The paper claimed the bookies find county matches a soft target for match-fixing because of low levels of monitoring and that there was graft in the 2011 World Cup India-Pakistan semifinal.
The report said that "tens of thousands of pounds are on offer to fix matches, typically 44,000 pounds ($70,000) to batsmen for slow scoring; 50,000 pounds ($80,000) for bowlers who concede runs; and as much as 750,000 pounds ($1.2m) to players or officials who can guarantee the outcome of a match".
The report quoted one Delhi bookmaker as saying: "English county cricket is a good new market. They are low-profile matches and nobody monitors them. That is why good money can be made there without any hassle if we can get the players to play for us."

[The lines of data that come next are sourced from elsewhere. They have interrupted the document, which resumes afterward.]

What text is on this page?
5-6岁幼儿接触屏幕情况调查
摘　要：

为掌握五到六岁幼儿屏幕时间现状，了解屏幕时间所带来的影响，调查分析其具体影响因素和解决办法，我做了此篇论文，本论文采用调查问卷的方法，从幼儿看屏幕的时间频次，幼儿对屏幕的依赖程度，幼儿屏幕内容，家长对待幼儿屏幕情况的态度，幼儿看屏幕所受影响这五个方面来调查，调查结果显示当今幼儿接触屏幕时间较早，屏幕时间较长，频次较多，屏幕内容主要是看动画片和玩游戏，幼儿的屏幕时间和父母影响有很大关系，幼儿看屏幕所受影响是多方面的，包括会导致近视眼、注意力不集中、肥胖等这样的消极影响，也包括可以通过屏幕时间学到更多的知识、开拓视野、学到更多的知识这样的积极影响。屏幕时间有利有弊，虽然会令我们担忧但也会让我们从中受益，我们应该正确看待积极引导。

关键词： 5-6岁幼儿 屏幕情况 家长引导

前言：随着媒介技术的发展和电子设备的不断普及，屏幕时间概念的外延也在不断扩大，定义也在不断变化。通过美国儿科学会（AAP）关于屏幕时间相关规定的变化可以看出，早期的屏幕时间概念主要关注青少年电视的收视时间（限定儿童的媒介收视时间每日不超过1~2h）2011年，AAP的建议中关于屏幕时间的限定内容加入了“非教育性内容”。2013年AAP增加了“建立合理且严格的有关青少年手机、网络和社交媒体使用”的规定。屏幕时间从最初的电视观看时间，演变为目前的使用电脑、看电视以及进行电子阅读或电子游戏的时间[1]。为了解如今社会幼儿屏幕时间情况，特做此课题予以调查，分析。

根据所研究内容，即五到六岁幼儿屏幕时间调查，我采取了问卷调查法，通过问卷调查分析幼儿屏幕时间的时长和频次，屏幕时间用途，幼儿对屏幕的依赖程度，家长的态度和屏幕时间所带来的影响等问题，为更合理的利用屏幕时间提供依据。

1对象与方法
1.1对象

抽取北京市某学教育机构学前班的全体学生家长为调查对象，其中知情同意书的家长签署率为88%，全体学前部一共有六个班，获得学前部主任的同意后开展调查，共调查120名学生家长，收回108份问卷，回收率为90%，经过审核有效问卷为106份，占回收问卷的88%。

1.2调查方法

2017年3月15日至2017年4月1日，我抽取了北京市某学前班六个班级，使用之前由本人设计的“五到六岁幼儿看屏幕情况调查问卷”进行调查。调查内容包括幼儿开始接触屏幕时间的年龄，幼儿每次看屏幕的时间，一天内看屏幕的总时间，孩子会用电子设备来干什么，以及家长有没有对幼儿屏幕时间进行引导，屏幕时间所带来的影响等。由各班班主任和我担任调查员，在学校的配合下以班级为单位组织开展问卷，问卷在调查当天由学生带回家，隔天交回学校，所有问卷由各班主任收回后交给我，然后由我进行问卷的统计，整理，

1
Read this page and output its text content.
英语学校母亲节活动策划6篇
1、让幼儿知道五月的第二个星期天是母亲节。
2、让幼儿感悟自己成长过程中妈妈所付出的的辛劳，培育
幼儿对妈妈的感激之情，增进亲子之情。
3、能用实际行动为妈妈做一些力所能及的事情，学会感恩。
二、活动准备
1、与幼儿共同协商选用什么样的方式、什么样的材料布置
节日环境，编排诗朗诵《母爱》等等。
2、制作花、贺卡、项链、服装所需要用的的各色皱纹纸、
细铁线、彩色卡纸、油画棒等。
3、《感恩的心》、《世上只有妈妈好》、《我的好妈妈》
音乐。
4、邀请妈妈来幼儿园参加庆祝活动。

The report said a Bollywood actress was aiding the bookies in fixing matches.
An ICC spokesman said of the Sunday Times report: "We are grateful for the information you have provided and will launch an inquiry into these serious allegations."
"Betting on cricket in the legal and illegal markets continues to grow rapidly and, with many, many millions of dollars being bet on every match, the threat of corrupters seeking to influence the game has not gone away."
The revelations in the sport come after former Essex bowler Mervyn Westfield was found guilty of accepting 6,000 pounds to concede a set number of runs during his team's match with with Durham in 2009.
Three Pakistani cricketers - Salman Butt, Mohammad Aamer and Mohammad Asif - were jailed last year for spot-fixing during the Pakistan Series against England in 2010.